Norges Kommunistblad
- Type: Daily newspaper
- Founded: 5 November 1923
- Ceased publication: 1 November 1929
- Political alignment: Communist
- Language: Norwegian
- Headquarters: Oslo, Norway

= Norges Kommunistblad =

Norwegian newspaper

Norges Kommunistblad was a daily newspaper published in Oslo, Norway.

== History ==
Norges Kommunistblad was started on 5 November 1923 as the official party newspaper from the Communist Party, which was established that year after a split from the Labour Party. The first editor was Olav Scheflo. It went defunct after its last issue on 31 October 1929, and was replaced as party newspaper by Arbeideren.

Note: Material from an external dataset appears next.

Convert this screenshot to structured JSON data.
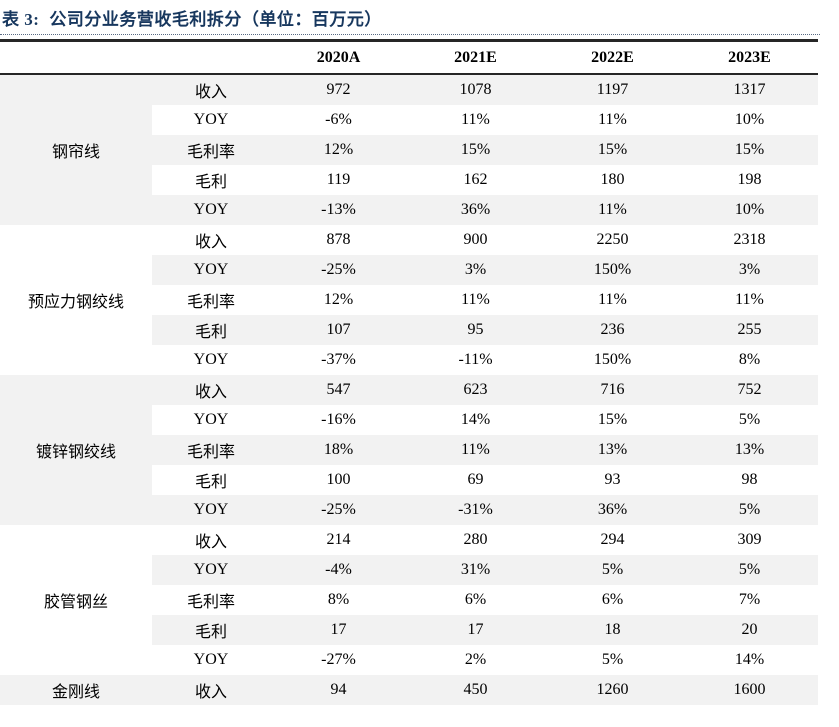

Scheflo stopped editing one week after the 1924 Norwegian parliamentary election. He was disappointed with the Communist Party, especially its attitudes to the recent Iron Workers' Strike, which failed. Scheflo also served a prison sentence in early 1925. Olav Larssen was acting editor in his absence. At the Communist Party national convention in the spring of 1925, Scheflo was reinstated. After Olav Scheflo, Christian Hilt took over the newspaper in September 1926 and edited it until February 1927, when he was called to Moscow. Albin Eines then took over. When Eines was absent in July and August because of a prison sentence, Trond Hegna was the acting editor. Members of Mot Dag, namely Hegna, Johan Vogt, Carl Viggo Lange and Sverre Kolltveit, exercised a considerable influence in the whole of Eines' editor period. Eines was again editor in the autumn, but from November 1927 Christian Hilt had his second spell as editor, decreasing the Mot Dag influence. Arvid G. Hansen edited from 1929 until the bankruptcy. Hansen continued as editor of Arbeideren.